The process can feel much like Arthur C Clarke’s description of getting information from the internet: “like getting a glass of water from the Niagara Falls.” The chatter about the crisis is everywhere, of course; omnipresent and with endless different angles. It’s almost ludicrously overwhelming. And the disciplines interweave. And a lot of the people conducting the chatter, and leading the ideas, are very stressed, understandably. And heartbroken. I keep blinkers on as I pick my way through, and trust my instinct regarding which strand to pick up — most strands lead somewhere interesting, and can form unlikely braids with other strands; this is writing, I suppose.
I just want my writing to be useful. And I believe in the act of paying witness to things. I think of Kathleen Jamie’s notion of how paying attention is potentially a political act in itself — radical noticing, as she calls it.
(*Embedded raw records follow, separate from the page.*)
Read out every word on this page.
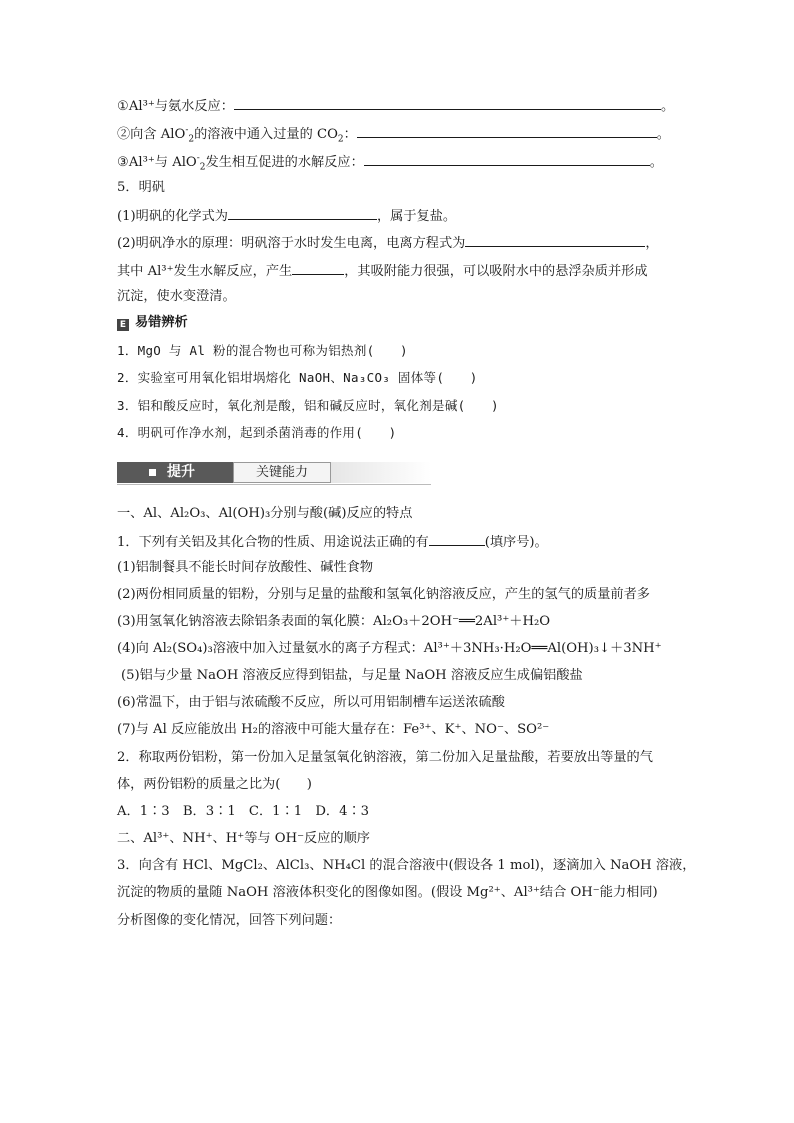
①Al³⁺与氨水反应：	。
②向含 AlO-$_2$的溶液中通入过量的 $CO_2$：	。
③Al³⁺与 AlO-$_2$发生相互促进的水解反应：	。
5．明矾
(1)明矾的化学式为	，属于复盐。
(2)明矾净水的原理：明矾溶于水时发生电离，电离方程式为	，
其中 Al³⁺发生水解反应，产生	，其吸附能力很强，可以吸附水中的悬浮杂质并形成
沉淀，使水变澄清。
E 易错辨析
1．MgO 与 Al 粉的混合物也可称为铝热剂(　　)
2．实验室可用氧化铝坩埚熔化 NaOH、Na₃CO₃ 固体等(　　)
3．铝和酸反应时，氧化剂是酸，铝和碱反应时，氧化剂是碱(　　)
4．明矾可作净水剂，起到杀菌消毒的作用(　　)
提升	关键能力
一、Al、Al₂O₃、Al(OH)₃分别与酸(碱)反应的特点
1．下列有关铝及其化合物的性质、用途说法正确的有	(填序号)。
(1)铝制餐具不能长时间存放酸性、碱性食物
(2)两份相同质量的铝粉，分别与足量的盐酸和氢氧化钠溶液反应，产生的氢气的质量前者多
(3)用氢氧化钠溶液去除铝条表面的氧化膜：Al₂O₃＋2OH⁻══2Al³⁺＋H₂O
(4)向 Al₂(SO₄)₃溶液中加入过量氨水的离子方程式：Al³⁺＋3NH₃·H₂O══Al(OH)₃↓＋3NH⁺
(5)铝与少量 NaOH 溶液反应得到铝盐，与足量 NaOH 溶液反应生成偏铝酸盐
(6)常温下，由于铝与浓硫酸不反应，所以可用铝制槽车运送浓硫酸
(7)与 Al 反应能放出 H₂的溶液中可能大量存在：Fe³⁺、K⁺、NO⁻、SO²⁻
2．称取两份铝粉，第一份加入足量氢氧化钠溶液，第二份加入足量盐酸，若要放出等量的气
体，两份铝粉的质量之比为(　　)
A．1∶3　B．3∶1　C．1∶1　D．4∶3
二、Al³⁺、NH⁺、H⁺等与 OH⁻反应的顺序
3．向含有 HCl、MgCl₂、AlCl₃、NH₄Cl 的混合溶液中(假设各 1 mol)，逐滴加入 NaOH 溶液，
沉淀的物质的量随 NaOH 溶液体积变化的图像如图。(假设 Mg²⁺、Al³⁺结合 OH⁻能力相同)
分析图像的变化情况，回答下列问题：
I also think of Mary Oliver’s famous lines in ‘The Summer’s Day’:
I don’t know exactly what a prayer is.
I do know how to pay attention, how to fall down
into the grass, how to kneel down in the grass,
how to be idle and blessed, how to stroll through the fields,
which is what I have been doing all day.
Tell me, what else should I have done?
What else should I be doing? Things being quite urgent, I don’t want to waste airspace or anyone’s time in reading. So there‘s a particular sense of responsibility: I’m doing this because I couldn’t care more about it, and wish to be an effective messenger. Or a sort of cartographer — to add to the road map we are constructing as we go on together, up the mountain, trying our hardest not to lose it.
I want to get the pieces I am writing out there in accessible ways so I can add to the map as quickly as possible. Thank you ClimateCultures for putting this one out there. I am looking for other places – and am open to ideas.